Saturday, April 15, 2017

Veterans For Peace Condemns U.S. Actions in Syria

This is from Veterans For Peace:



Veterans For Peace condemns the illegal U.S. attack in Syria. We call on the Trump Administration to immediately end all military actions in Syria and to begin intense U.S. diplomatic efforts to end the conflict in the region. We call on our members and all those who want an end to U.S. wars to contact the President and Congress, to meet and talk to people about peaceful means to end the war in Syria and hit the streets to make our resistance to war visible.

Call the White House  202-456-1111 and your Senators and Congressional Representatives 202-224-3121 and tell them that military action only increases the dangers and intensifies the humanitarian catastrophe in the region.

Veterans For Peace mourns the deaths of those recently killed in the chemical attack and the hundreds of thousands of lives that have passed over the last six years of this conflict.
The physical effects of a chemical attack and the way it kills is horrendous.
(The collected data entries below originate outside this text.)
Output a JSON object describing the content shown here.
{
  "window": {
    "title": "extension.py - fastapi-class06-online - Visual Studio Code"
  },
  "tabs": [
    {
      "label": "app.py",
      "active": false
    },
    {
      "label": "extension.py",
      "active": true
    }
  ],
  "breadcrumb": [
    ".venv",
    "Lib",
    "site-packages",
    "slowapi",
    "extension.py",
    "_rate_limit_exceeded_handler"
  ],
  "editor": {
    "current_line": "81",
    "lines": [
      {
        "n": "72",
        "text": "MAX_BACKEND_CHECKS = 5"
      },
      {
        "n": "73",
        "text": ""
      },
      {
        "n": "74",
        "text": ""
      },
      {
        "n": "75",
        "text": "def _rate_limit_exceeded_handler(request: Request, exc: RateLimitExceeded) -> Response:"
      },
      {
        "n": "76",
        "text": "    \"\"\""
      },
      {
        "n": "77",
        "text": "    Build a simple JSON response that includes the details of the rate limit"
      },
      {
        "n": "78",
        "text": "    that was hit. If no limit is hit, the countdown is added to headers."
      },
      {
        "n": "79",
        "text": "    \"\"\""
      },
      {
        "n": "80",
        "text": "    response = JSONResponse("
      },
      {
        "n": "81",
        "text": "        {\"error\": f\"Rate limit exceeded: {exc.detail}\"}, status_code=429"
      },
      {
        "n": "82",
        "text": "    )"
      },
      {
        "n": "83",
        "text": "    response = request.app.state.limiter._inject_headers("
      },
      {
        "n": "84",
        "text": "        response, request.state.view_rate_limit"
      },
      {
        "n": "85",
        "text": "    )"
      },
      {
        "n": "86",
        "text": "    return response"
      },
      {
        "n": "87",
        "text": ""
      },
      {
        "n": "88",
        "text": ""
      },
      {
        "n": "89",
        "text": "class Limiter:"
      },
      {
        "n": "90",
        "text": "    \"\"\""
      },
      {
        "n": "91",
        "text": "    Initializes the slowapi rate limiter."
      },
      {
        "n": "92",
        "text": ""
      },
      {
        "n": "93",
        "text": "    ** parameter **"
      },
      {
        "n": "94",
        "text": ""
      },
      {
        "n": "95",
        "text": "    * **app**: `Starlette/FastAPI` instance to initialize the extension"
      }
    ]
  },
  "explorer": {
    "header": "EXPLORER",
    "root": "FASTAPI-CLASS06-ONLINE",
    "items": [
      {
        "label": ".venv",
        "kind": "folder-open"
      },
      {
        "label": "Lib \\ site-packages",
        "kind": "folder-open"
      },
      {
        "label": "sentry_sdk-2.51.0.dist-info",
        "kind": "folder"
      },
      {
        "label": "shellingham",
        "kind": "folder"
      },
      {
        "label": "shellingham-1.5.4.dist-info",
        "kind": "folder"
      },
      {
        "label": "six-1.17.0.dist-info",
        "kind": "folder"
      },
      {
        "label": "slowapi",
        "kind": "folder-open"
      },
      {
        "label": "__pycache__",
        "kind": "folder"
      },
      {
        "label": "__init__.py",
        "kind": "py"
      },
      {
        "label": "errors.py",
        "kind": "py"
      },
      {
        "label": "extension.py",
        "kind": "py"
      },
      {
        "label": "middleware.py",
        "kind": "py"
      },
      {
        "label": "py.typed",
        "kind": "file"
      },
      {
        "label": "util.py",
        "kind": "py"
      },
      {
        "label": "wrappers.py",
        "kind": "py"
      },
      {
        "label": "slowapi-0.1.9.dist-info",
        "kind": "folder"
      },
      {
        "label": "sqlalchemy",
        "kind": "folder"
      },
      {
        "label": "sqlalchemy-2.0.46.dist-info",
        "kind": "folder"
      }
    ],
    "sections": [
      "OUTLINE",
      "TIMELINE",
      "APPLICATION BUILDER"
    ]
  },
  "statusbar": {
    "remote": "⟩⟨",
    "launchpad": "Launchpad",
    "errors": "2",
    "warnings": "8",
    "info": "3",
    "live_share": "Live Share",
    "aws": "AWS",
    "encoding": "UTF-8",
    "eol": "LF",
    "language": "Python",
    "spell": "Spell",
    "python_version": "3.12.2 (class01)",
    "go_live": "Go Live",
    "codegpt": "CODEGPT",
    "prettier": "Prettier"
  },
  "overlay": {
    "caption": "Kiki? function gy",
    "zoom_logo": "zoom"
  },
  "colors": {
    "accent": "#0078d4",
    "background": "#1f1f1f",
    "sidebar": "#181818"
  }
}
The president stated, “No child should ever suffer such horror.” But the ongoing war itself is horrific with many more children dying due to countless attacks by all forces involved, disease, and other war related crises. The madness of this multi-sided war must end. We demand the Trump administration remove all military operations within Syria and to stop flooding the region with arms sales.
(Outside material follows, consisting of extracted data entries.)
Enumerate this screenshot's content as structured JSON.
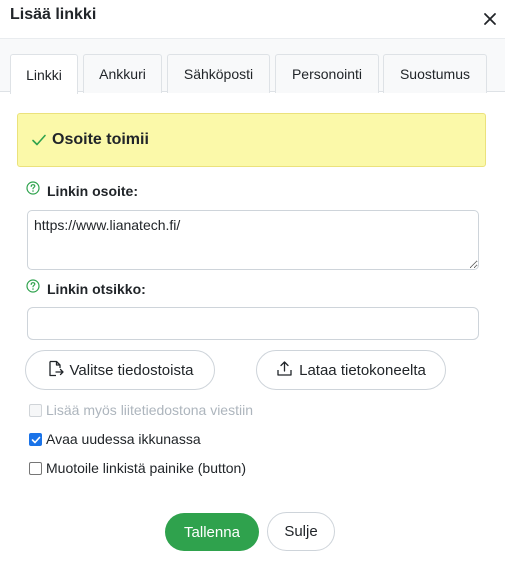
{
  "dialog": {
    "title": "Lisää linkki",
    "close_icon": "close-icon"
  },
  "tabs": [
    {
      "label": "Linkki",
      "active": true
    },
    {
      "label": "Ankkuri",
      "active": false
    },
    {
      "label": "Sähköposti",
      "active": false
    },
    {
      "label": "Personointi",
      "active": false
    },
    {
      "label": "Suostumus",
      "active": false
    }
  ],
  "status": {
    "icon": "check-icon",
    "text": "Osoite toimii",
    "background": "#fbf9a9",
    "icon_color": "#2fa24d"
  },
  "url_field": {
    "help_icon": "help-circle-icon",
    "label": "Linkin osoite:",
    "value": "https://www.lianatech.fi/"
  },
  "title_field": {
    "help_icon": "help-circle-icon",
    "label": "Linkin otsikko:",
    "value": ""
  },
  "file_buttons": {
    "choose_label": "Valitse tiedostoista",
    "choose_icon": "file-import-icon",
    "upload_label": "Lataa tietokoneelta",
    "upload_icon": "upload-icon"
  },
  "options": [
    {
      "label": "Lisää myös liitetiedostona viestiin",
      "checked": false,
      "disabled": true
    },
    {
      "label": "Avaa uudessa ikkunassa",
      "checked": true,
      "disabled": false
    },
    {
      "label": "Muotoile linkistä painike (button)",
      "checked": false,
      "disabled": false
    }
  ],
  "actions": {
    "save_label": "Tallenna",
    "close_label": "Sulje",
    "primary_color": "#2fa24d"
  }
}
The United States is not innocent in the death of over 400,000 people in Syria and across the region since 2011. For more than two decades, the U.S. has been the most powerful destabilizing factor in the region. For the last few years, the U.S. has and continues to support and conduct military operations within the borders of Syria with devastating effects, including the bombing and killing of civilians. Further, the 1991 U.S. led invasion of Iraq, the no-fly zones led by U.S. forces, the war in Afghanistan and the second invasion of Iraq are twenty-six years of continuous U.S. military operations. The cumulative effects of U.S. war-making, decisions made as part of the occupation of Iraq and the subsequent rise of ISIL are the most impactful factors in creating the refugee crisis and the regional destabilization the president referred to in his statement.
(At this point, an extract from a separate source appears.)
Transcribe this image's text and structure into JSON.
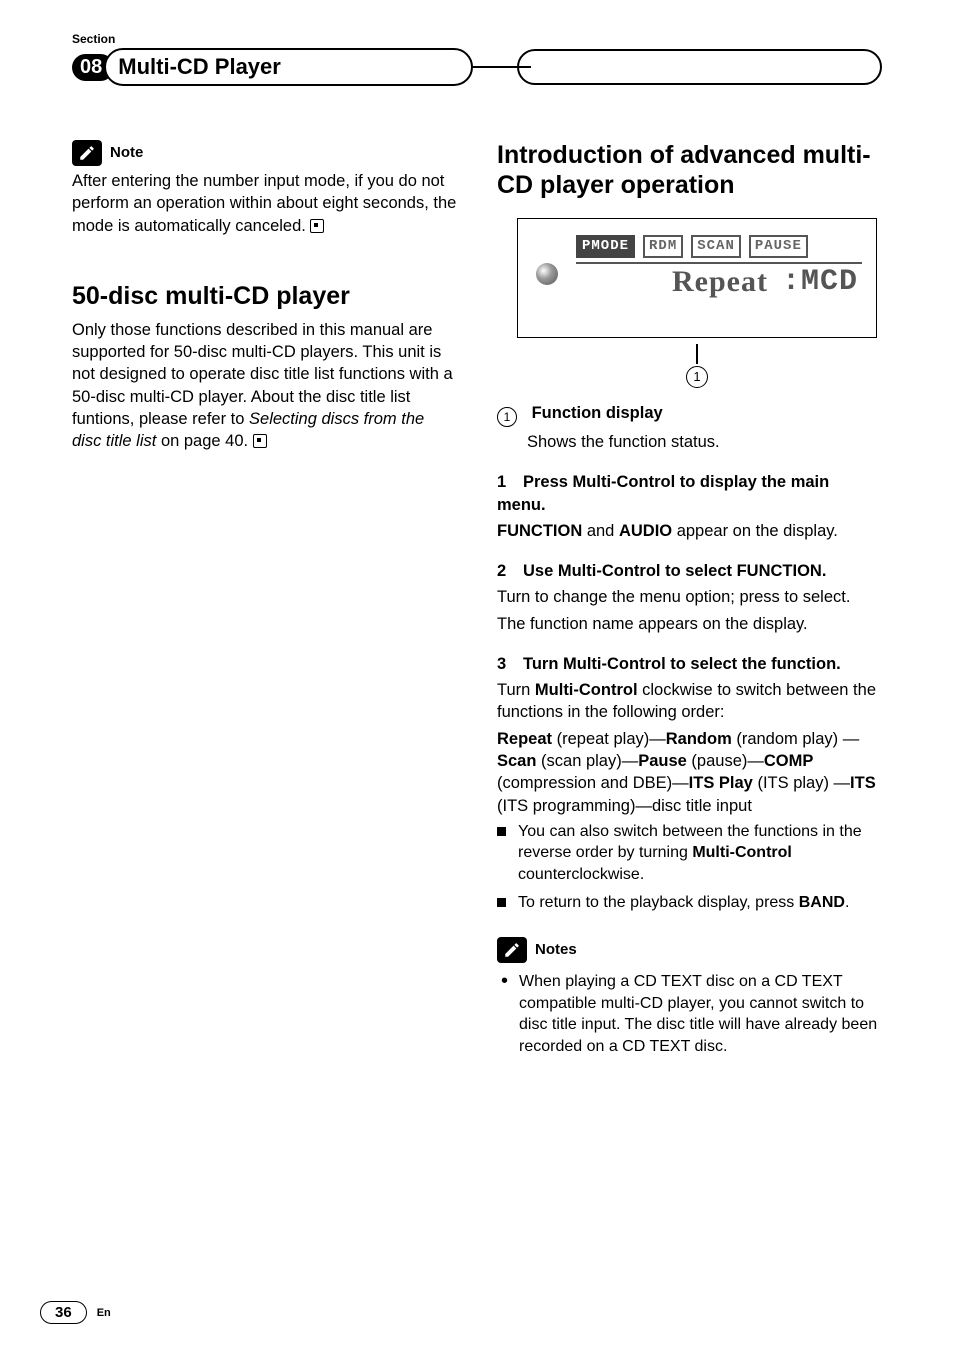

It should be clear after more than a generation of war that more war and violence as witnessed in last night’s attacks will not bring an end to the killing and suffering. There are no positive effects coming out of U.S. involvement in Syria and it only further contributes to the death and destruction of the Syrian people.  We call on the President to stop ratcheting up tension at home and around the world. The “peace and harmony” he calls for cannot prevail through cycles of violence.